2. L'invocation, même par Benoît XVI, d'un éventuel Concile des médias, notamment non catholiques, qui, depuis l'extérieur de l'Eglise, aurait fait obstacle à la réception, fidèle et loyale, du Concile, en son sein, constitue aujourd'hui un moyen de maintenir le plus possible, à l'abri de toute critique rétrospective, les véritables responsables, catholiques, de la situation actuelle.
3. Quand bien même il y aurait eu un Concile des médias, notamment dans les années 1960 et 1970, qu'est-ce qui a empêché les théologiens et les évêques, présents au Concile, actifs après le Concile, notamment en Europe occidentale, avec autorité, lucidité, pugnacité, ténacité, et depuis l'intérieur de l'Eglise,
- d'une part, de faire connaître, de faire comprendre, de faire aimer et de faire vivre, dans les séminaires, presbytères, communautés, mouvements, "le vrai Concile Vatican II" ?
- d'autre part, de s'insurger davantage, à temps et à contre-temps, ex cathedra, contre cet éventuel "Concile des médias", au point ou au risque, il est vrai, de déplaire ou de déranger ?
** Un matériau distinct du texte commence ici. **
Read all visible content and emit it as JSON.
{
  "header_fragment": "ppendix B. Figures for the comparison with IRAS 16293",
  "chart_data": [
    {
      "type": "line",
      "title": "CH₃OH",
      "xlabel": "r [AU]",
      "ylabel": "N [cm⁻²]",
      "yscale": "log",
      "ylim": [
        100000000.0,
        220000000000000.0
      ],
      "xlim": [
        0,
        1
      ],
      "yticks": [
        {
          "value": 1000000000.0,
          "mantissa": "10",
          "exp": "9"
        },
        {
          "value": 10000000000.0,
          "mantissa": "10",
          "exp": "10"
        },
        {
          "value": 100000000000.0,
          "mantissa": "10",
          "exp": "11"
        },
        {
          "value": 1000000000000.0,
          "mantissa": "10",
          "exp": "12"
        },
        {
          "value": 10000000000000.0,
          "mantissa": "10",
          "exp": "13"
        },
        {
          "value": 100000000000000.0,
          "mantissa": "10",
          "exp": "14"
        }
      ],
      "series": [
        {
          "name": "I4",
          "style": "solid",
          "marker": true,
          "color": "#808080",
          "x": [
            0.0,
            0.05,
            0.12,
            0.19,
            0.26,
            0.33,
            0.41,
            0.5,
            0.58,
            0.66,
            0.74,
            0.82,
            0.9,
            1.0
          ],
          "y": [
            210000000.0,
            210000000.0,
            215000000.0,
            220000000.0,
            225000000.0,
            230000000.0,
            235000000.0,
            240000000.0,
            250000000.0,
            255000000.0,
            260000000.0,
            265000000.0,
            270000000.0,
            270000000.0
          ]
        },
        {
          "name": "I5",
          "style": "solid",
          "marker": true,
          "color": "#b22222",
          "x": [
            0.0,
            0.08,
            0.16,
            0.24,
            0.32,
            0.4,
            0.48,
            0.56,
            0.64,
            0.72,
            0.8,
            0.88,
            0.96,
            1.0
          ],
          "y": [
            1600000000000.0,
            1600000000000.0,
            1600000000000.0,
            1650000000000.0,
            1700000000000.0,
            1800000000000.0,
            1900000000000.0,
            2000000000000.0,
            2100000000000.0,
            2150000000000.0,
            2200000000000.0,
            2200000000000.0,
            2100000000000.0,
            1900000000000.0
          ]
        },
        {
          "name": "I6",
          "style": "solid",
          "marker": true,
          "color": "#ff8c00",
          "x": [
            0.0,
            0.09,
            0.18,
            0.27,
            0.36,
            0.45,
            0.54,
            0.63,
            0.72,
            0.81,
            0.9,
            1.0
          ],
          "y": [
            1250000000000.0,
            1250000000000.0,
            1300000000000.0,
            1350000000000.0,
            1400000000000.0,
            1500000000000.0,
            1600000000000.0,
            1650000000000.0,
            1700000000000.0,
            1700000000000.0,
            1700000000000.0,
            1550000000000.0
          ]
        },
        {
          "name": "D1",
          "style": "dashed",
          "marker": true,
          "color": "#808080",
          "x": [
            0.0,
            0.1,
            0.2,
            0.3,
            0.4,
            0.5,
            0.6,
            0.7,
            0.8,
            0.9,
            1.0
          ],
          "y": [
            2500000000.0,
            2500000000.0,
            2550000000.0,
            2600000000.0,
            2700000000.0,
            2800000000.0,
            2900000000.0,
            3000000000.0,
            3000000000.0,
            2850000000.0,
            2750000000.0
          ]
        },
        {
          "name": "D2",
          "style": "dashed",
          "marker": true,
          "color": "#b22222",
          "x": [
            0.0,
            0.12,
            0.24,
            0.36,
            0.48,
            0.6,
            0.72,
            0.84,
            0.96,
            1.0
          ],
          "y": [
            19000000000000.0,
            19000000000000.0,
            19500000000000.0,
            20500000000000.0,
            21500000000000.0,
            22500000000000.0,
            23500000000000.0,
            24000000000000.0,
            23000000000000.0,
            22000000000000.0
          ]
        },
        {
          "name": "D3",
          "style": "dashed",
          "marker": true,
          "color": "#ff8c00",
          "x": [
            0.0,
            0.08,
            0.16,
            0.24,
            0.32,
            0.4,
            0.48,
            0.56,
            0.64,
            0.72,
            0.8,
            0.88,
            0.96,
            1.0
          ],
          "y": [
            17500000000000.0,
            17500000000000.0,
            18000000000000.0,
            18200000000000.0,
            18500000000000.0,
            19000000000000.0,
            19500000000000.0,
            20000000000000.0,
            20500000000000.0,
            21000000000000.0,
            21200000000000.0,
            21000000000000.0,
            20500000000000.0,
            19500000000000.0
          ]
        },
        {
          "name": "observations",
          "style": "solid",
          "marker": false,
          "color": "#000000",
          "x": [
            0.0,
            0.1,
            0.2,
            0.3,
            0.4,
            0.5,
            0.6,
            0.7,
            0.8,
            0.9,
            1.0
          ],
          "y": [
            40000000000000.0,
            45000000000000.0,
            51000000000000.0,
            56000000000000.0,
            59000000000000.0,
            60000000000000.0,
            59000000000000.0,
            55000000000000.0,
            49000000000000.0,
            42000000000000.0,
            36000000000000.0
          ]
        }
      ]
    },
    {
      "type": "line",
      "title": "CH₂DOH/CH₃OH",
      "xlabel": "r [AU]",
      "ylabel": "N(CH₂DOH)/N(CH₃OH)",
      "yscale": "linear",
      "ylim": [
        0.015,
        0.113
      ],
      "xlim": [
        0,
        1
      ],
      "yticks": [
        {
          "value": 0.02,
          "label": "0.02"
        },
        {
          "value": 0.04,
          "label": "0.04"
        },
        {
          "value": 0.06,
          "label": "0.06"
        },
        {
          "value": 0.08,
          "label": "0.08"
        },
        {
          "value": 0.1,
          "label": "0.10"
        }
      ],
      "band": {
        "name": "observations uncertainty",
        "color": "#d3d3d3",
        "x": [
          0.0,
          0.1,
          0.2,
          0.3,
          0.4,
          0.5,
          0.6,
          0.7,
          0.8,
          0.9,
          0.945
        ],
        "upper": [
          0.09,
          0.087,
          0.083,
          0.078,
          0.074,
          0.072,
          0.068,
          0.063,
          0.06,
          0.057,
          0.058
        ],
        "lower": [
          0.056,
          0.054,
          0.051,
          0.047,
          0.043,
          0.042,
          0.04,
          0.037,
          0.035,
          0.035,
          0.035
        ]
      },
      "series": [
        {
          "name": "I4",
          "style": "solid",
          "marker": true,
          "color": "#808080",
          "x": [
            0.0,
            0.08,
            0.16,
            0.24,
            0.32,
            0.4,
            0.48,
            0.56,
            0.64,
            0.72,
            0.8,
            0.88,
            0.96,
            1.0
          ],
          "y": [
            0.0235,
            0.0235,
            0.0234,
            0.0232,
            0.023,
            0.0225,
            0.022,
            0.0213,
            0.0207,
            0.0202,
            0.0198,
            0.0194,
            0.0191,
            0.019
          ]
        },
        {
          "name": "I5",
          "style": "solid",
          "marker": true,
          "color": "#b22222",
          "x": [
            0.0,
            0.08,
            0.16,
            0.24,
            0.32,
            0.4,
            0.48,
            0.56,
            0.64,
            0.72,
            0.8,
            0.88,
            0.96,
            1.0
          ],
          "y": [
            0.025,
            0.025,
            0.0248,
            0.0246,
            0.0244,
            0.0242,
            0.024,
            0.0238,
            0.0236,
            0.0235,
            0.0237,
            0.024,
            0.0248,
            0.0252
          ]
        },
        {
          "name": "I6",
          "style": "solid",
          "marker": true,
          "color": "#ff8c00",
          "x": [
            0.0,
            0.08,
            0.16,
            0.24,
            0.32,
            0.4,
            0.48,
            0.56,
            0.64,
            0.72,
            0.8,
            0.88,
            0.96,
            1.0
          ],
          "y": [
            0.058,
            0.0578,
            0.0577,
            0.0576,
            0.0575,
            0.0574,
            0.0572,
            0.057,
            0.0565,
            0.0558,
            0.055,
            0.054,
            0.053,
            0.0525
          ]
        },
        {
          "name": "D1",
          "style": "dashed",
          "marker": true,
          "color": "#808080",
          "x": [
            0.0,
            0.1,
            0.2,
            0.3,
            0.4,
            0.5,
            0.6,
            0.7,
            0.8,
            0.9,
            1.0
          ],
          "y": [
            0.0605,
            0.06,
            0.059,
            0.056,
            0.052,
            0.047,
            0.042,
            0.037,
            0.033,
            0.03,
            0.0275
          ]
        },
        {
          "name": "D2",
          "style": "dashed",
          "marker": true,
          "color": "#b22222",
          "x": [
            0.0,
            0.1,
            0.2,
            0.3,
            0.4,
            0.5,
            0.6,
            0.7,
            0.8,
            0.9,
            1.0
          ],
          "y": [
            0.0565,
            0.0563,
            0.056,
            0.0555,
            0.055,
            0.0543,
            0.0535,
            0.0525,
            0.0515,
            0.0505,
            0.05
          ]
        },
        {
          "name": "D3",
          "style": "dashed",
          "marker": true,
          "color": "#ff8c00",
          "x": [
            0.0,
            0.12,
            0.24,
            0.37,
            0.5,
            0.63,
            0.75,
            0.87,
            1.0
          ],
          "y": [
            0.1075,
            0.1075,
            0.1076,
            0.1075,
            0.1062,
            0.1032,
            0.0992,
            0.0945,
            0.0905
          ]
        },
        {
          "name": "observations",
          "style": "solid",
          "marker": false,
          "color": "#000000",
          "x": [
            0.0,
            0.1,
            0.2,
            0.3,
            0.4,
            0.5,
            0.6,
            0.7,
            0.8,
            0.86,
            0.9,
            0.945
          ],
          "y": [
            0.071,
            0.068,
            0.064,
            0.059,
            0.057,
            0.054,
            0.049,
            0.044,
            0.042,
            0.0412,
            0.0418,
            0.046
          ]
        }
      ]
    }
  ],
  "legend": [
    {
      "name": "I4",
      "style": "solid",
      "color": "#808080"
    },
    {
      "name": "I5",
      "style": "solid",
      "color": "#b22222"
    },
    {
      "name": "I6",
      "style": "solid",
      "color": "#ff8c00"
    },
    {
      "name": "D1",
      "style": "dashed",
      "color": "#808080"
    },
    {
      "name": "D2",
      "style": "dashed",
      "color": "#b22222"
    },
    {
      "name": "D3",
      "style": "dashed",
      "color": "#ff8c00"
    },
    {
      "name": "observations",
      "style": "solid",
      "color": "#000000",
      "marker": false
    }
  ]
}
4. Par ailleurs, je voudrais rappeler quelque chose qui me semble tout à fait fondamental : les médias, notamment audio-visuels, et notamment non catholiques, qui mettent en avant, en oeuvre, en scène et en valeur
- la désinformation de l'opinion et la dissimulation de la vérité,
- l'"hédonisation" et la "technicisation" de l'agir humain ou des êtres humains,
- la manipulation et la récupération de l'attention et de l'énergie humaines,
- la mondanisation, la modernisation, la mondialisation des aspirations et des activités humaines,
ne le font pas en contradiction, mais en conformité, avec ce pour quoi ils sont constitués, mobilisés, organisés, et surtout financés.
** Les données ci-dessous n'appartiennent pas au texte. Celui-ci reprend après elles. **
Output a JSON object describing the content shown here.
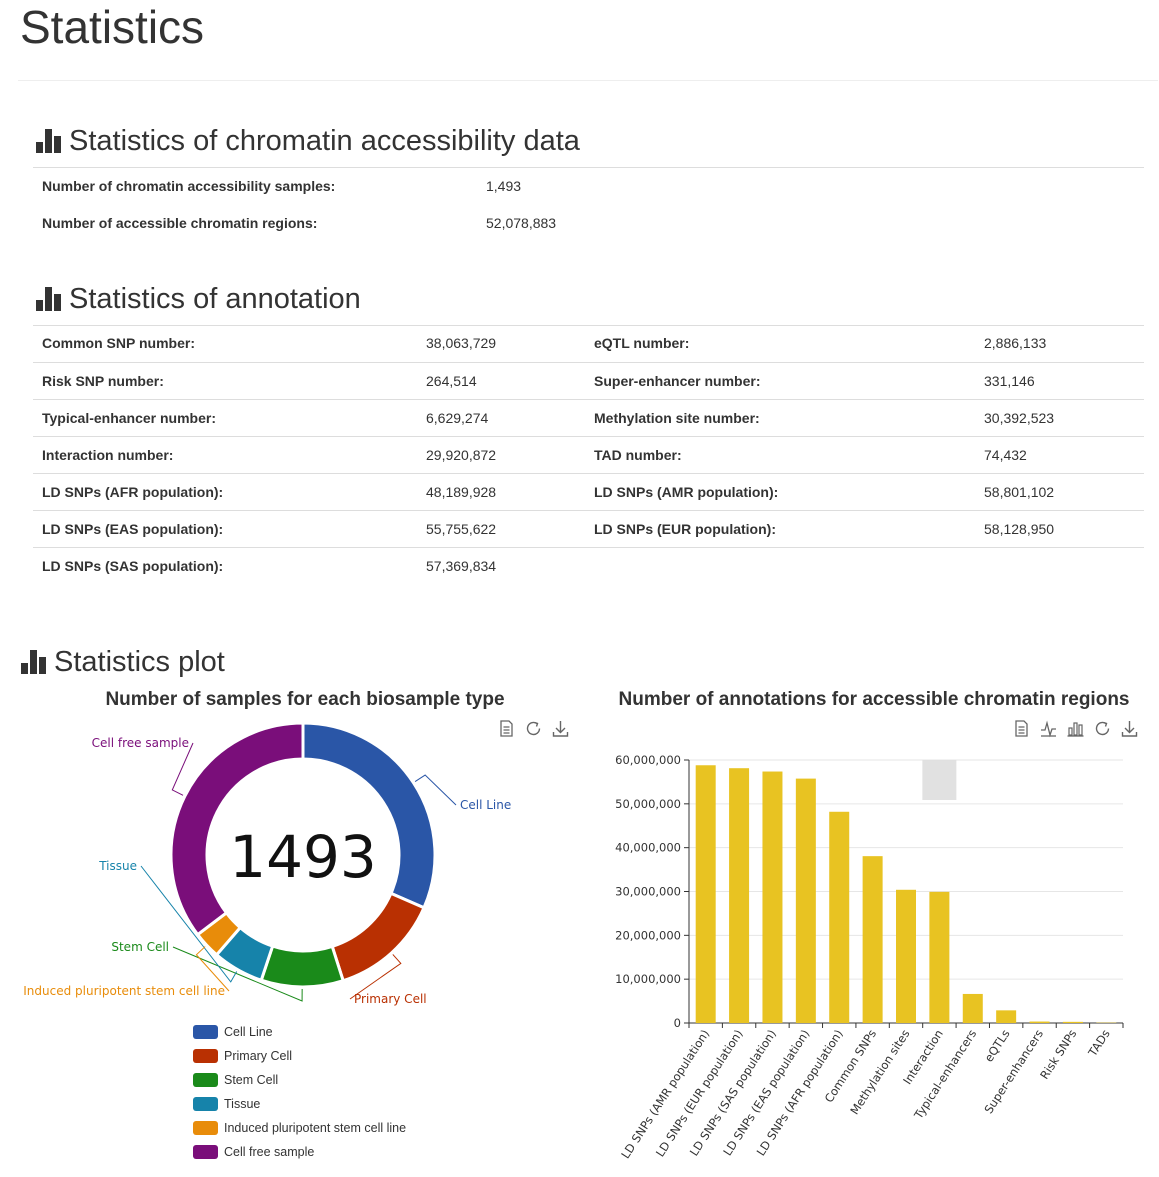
{
  "page": {
    "title": "Statistics"
  },
  "chromatin": {
    "heading": "Statistics of chromatin accessibility data",
    "rows": [
      {
        "label": "Number of chromatin accessibility samples:",
        "value": "1,493"
      },
      {
        "label": "Number of accessible chromatin regions:",
        "value": "52,078,883"
      }
    ]
  },
  "annotation": {
    "heading": "Statistics of annotation",
    "rows": [
      {
        "l1": "Common SNP number:",
        "v1": "38,063,729",
        "l2": "eQTL number:",
        "v2": "2,886,133"
      },
      {
        "l1": "Risk SNP number:",
        "v1": "264,514",
        "l2": "Super-enhancer number:",
        "v2": "331,146"
      },
      {
        "l1": "Typical-enhancer number:",
        "v1": "6,629,274",
        "l2": "Methylation site number:",
        "v2": "30,392,523"
      },
      {
        "l1": "Interaction number:",
        "v1": "29,920,872",
        "l2": "TAD number:",
        "v2": "74,432"
      },
      {
        "l1": "LD SNPs (AFR population):",
        "v1": "48,189,928",
        "l2": "LD SNPs (AMR population):",
        "v2": "58,801,102"
      },
      {
        "l1": "LD SNPs (EAS population):",
        "v1": "55,755,622",
        "l2": "LD SNPs (EUR population):",
        "v2": "58,128,950"
      },
      {
        "l1": "LD SNPs (SAS population):",
        "v1": "57,369,834",
        "l2": "",
        "v2": ""
      }
    ]
  },
  "plot": {
    "heading": "Statistics plot",
    "icons": [
      "bar-chart-icon",
      "data-view-icon",
      "restore-icon",
      "download-icon",
      "line-switch-icon",
      "bar-switch-icon"
    ]
  },
  "chart_data": [
    {
      "type": "pie",
      "title": "Number of samples for each biosample type",
      "center_label": "1493",
      "categories": [
        "Cell Line",
        "Primary Cell",
        "Stem Cell",
        "Tissue",
        "Induced pluripotent stem cell line",
        "Cell free sample"
      ],
      "values": [
        471,
        202,
        150,
        93,
        50,
        527
      ],
      "colors": [
        "#2a56a7",
        "#b93002",
        "#1a8a1a",
        "#1683aa",
        "#e88c0a",
        "#7a0e7a"
      ],
      "legend_position": "bottom"
    },
    {
      "type": "bar",
      "title": "Number of annotations for accessible chromatin regions",
      "categories": [
        "LD SNPs (AMR population)",
        "LD SNPs (EUR population)",
        "LD SNPs (SAS population)",
        "LD SNPs (EAS population)",
        "LD SNPs (AFR population)",
        "Common SNPs",
        "Methylation sites",
        "Interaction",
        "Typical-enhancers",
        "eQTLs",
        "Super-enhancers",
        "Risk SNPs",
        "TADs"
      ],
      "values": [
        58801102,
        58128950,
        57369834,
        55755622,
        48189928,
        38063729,
        30392523,
        29920872,
        6629274,
        2886133,
        331146,
        264514,
        74432
      ],
      "ylim": [
        0,
        60000000
      ],
      "yticks": [
        "0",
        "10,000,000",
        "20,000,000",
        "30,000,000",
        "40,000,000",
        "50,000,000",
        "60,000,000"
      ],
      "color": "#e8c322",
      "grid": true
    }
  ]
}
5. Quand ces médias font tout ce qu'il faut pour porter atteinte à la solidité des familles et à l'autorité des parents, à la solidité de l'Eglise et à l'autorité des pasteurs, ils sont, en un sens, "dans leur rôle", et ce depuis bien avant le Concile Vatican II ; en ce sens, on peut dire que les médias "émancipateurs" sont apparus à partir du siècle des "Lumières".
6. S'il y a quelqu'un qui sait très bien que, dans les années 1970 et 1980, mais aussi 1980 et 1990, et depuis l'intérieur de l'Eglise, ce sont les "mediums" et les "passeurs" qui ont "sévi", c'est bien Joseph Ratzinger / Benoît XVI lui-même.
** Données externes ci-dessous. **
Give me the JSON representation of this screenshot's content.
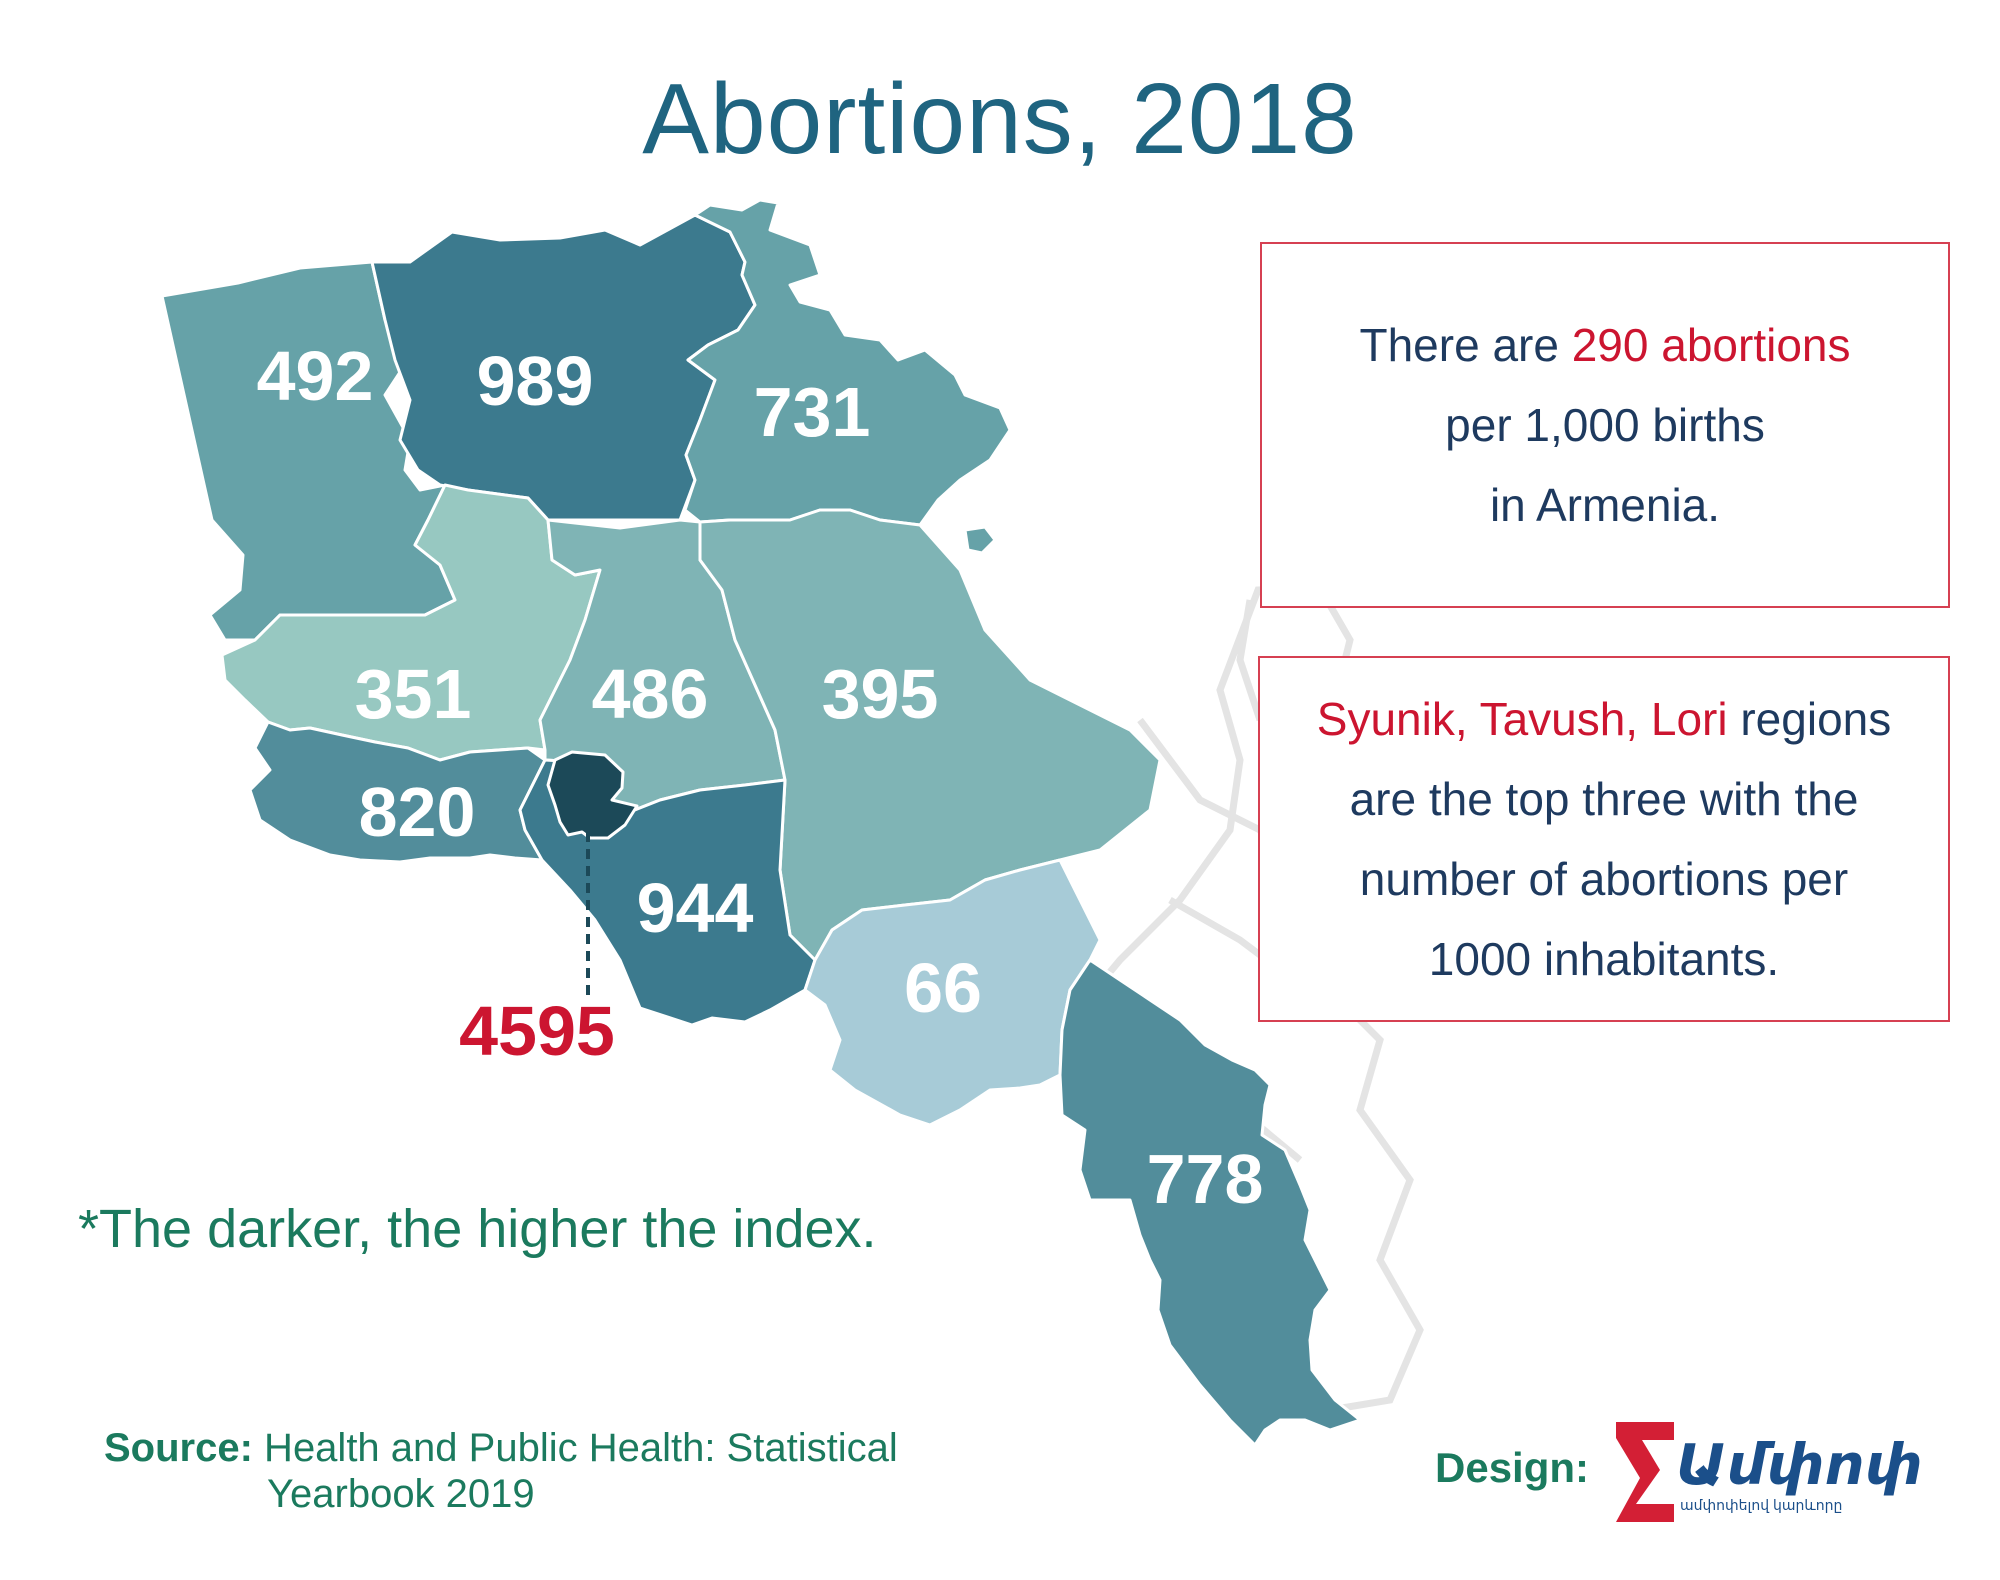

7. Mais voilà : il n'est pas religieusement correct de dire que c'est une partie du clergé catholique qui a trahi le Concile, mais il est bien moins religieusement incorrect de dire que c'est une partie du clergé médiatique, notamment non catholique, qui l'a trahi, qui a incité à le trahir, ou qui a inspiré de le trahir.
8. Ce n'est pas quand même pas de ma faute si le ver était dans le fruit, et non autour ni à l'extérieur du fruit, sinon dès la première session du Concile, du moins, à coup sûr, et au plus tard, à la troisième session du Concile.
9. Et il faudra que l'on m'explique où est la cohérence, chez un même homme d'Eglise,
- entre la dénonciation récurrente, par Joseph Ratzinger, du manque de réalisme de Gaudium et Spes et de l'atmosphère intra-ecclésiale à laquelle ce texte a donné naissance,
- et la mise en avant et en valeur finale, par Benoît XVI, du Concile Vatican II, apparemment globalement incontestable et incontournable, incriticable, indépassable et indubitable.
Bonne journée et à bientôt.
Scrutator.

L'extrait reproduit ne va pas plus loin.